Can Influenza B Provoke DVT and PE?
Yes, influenza B infection can provoke deep vein thrombosis (DVT) and pulmonary embolism (PE), though the evidence is stronger for influenza A, particularly H1N1. Severe viral pneumonias, including influenza, create a prothrombotic state that significantly increases VTE risk, particularly in hospitalized patients.

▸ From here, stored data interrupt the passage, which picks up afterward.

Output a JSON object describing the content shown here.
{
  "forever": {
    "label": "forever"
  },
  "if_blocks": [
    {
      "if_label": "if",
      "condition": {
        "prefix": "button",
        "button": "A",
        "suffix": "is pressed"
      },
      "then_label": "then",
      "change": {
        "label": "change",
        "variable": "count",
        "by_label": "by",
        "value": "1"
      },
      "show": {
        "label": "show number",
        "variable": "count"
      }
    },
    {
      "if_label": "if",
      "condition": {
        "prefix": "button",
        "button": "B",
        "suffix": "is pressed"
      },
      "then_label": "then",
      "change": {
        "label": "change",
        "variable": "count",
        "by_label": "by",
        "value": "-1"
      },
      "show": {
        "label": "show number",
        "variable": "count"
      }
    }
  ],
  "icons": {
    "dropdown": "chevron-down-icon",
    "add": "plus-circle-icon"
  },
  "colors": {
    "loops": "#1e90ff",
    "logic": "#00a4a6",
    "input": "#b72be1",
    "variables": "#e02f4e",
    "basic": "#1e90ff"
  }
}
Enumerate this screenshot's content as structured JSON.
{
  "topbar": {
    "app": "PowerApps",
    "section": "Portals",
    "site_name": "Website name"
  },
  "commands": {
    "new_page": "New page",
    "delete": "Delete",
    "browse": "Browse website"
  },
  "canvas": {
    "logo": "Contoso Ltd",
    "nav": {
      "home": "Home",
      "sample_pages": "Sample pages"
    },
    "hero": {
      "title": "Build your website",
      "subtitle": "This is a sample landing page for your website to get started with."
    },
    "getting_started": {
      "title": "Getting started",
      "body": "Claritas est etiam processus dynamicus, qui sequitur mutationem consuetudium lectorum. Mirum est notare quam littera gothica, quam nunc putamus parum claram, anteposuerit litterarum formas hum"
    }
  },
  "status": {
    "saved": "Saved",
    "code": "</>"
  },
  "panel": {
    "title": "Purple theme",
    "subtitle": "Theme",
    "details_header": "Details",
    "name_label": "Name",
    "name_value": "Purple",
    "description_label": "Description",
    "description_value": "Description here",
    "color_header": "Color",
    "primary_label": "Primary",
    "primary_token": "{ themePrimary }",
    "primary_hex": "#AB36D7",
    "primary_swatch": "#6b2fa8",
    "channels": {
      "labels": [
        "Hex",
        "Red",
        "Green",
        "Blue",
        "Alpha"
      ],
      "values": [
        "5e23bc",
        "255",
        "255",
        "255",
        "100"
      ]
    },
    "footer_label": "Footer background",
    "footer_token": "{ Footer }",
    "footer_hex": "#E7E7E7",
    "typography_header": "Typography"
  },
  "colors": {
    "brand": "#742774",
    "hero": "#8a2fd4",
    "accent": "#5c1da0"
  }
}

Evidence for Influenza-Associated VTE Risk
Documented Risk Magnitude
- Patients with severe viral pneumonias such as influenza H1N1 demonstrate an 18- to 23-fold higher risk for VTE compared to control patients 1, 2
- This multi-fold increased risk applies specifically to severe pneumonias and acute respiratory syndromes from influenza viruses 1
- One study of influenza H1N1 patients with ARDS found that those receiving therapeutic anticoagulation had 33-fold fewer VTE events than those on prophylactic doses 1
Clinical Case Evidence
- A scoping review identified 58 documented cases of thromboembolic events with laboratory-confirmed influenza A or B, with pulmonary embolism occurring in 36.2% and DVT in 20.6% of cases 3
- Case reports document acute thrombotic vascular events including DVT, PE, and arterial thrombosis complicating influenza-associated pneumonia 4
Mechanistic Considerations
- Acute infection serves as a strong VTE trigger with a 24-fold increased odds ratio, which remains 15-fold elevated even after adjusting for immobilization 5
- The combination of infection and immobilization creates a synergistic effect with a 141-fold increased VTE risk 5
- Influenza infections are associated with procoagulant changes, endothelial damage, and activation of inflammatory and thrombotic cascades 6, 4
Clinical Implications for Management
Risk Stratification
- All hospitalized patients with influenza-associated pneumonia should be considered at increased VTE risk and evaluated for thromboprophylaxis 1, 2
- The risk is particularly elevated in ICU settings, severe pneumonia, and patients with respiratory failure 1
- Consider VTE in patients with influenza who develop unexplained respiratory deterioration, elevated D-dimer (>6 times upper limit of normal), or acute limb symptoms 1, 6
Prophylaxis Recommendations
- Universal thromboprophylaxis with LMWH or UFH should be administered to hospitalized patients with severe influenza pneumonia unless absolute contraindications exist 1, 2
- Standard-dose prophylaxis is appropriate for non-ICU patients, while intermediate-dose LMWH may be considered for critically ill patients 1
- Absolute contraindications include active bleeding and platelet count <25 × 10⁹/L 6
Diagnostic Approach
- Use standard objective testing (CTPA, V/Q scan, Doppler ultrasound) based on clinical suspicion rather than routine screening 1, 2
- Routine screening with D-dimer or ultrasound is not recommended 1, 2
- Symptoms of PE and influenza can overlap significantly, requiring careful clinical evaluation to distinguish respiratory failure from influenza versus PE 3
Important Caveats
Distinguishing Influenza A vs B
While the strongest evidence comes from influenza H1N1 studies, the pathophysiologic mechanisms (endothelial damage, inflammatory cascade activation, procoagulant state) apply to severe viral pneumonias broadly, including influenza B 1, 2. The scoping review included both influenza A and B cases with thromboembolic complications 3.
Severity-Dependent Risk
The VTE risk is most pronounced in patients with severe pneumonia requiring hospitalization, particularly those in ICU settings with ARDS 1. Outpatients with mild influenza likely have minimal increased risk.
Vaccination Safety
Influenza vaccination itself is not associated with increased VTE risk in adults ≥50 years old 7, and one small study found no association between influenza infection and acute PE in an outpatient setting 8. This underscores that the risk is tied to severe infection and hospitalization, not mild illness or vaccination.